Dans cette perspective, et en vétérans d' expéditions au Dhaulagiri, à l' Everest et dans les Andes péruviennes, nous avons estimé bien faire de monter une entreprise privée. Loin de la civilisation, livrés à nous-mêmes, nous avons simplement voulu passer encore quelques semaines parmi des montagnes étrangères. Ruedi Schatz, notre inspirateur et chef, alla même plus loin: il estima que, puisque nous avions dépassé notre prime jeunesse, il convenait d' inviter à ce grand voyage nos épouses qui d' habitude nous attendent toujours fidèlement au foyer. Ainsi fut ajoutée une certaine respectabilité à nos motifs de grimpeurs trop souvent égoïstes. Il se joignit aussi à nous d' autres personnes de même tempérament qui rêvaient depuis des années d' une expédition alpine de ce genre. Après une étude serrée des possibilités de vacances dans nos professions, et la recherche de lieux de séjours convenables pour nos enfants, il restait encore à choisir un but. La brièveté des marches d' approche et le beau temps fixèrent notre choix sur l' extrémité nord de la Cordillera Blanca. Un autre avantage était que plusieurs d' entre nous connaissaient déjà certaines parties des Andes péruviennes. D' autre part la Fondation Suisse pour explorations alpines nous offrit une fois de plus son utile présence et son patronage.

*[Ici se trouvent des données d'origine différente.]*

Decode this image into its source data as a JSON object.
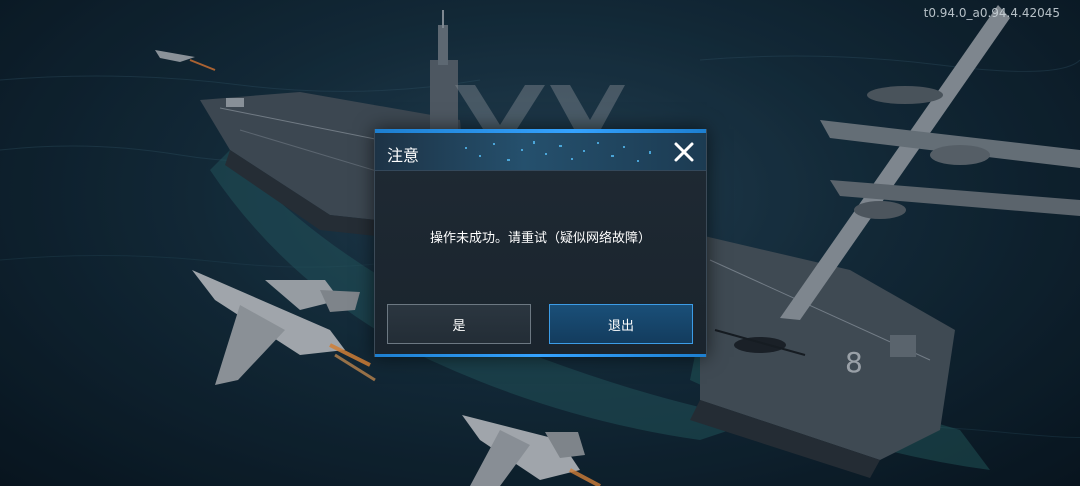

7 juillet 1965. Les moteurs de l' avion vrombissent. Les milliers de lumières de notre patrie que nous voyons entre les nuages s' amenuisent et disparaissent bientôt à nos yeux. Lisbonne—Dakar, dimanche à Rio de Janeiro. Je n' aurais jamais cru trouver un temps si froid sous les tropiques. Seules les photos en couleurs du lever de soleil sur la baie de Copacabana donnent à cette brève halte la touche de l' inattendu. Arrivée de directions diverses, notre équipe se rassemble chez l' avenant M. Bezzola, dans le plus grand hôtel de Lima. Grâce à l' hospitalité de la maison Sulzer, et surtout à sa rapidité à transmettre nos bagages, il nous est déjà possible, après quelques jours, d' aller habituer nos poumons à l' altitude, dans le splendide Callejon de Huaylas, à près de 3000 mètres. Mentionnons seulement en passant que, grâce à un connaisseur local, près de la côte du Pacifique, au km 200 au nord de Lima, nous avons eu l' occasion ( entre d' innombrables momies et têtes de morts ) de déterrer nous-mêmes quelques-uns des plus beaux vases incas. Un des plus beaux souvenirs restera pour nous la traversée de la Cordillère côtière, de Casma par la Punta Callan, à la clarté du soleil couchant.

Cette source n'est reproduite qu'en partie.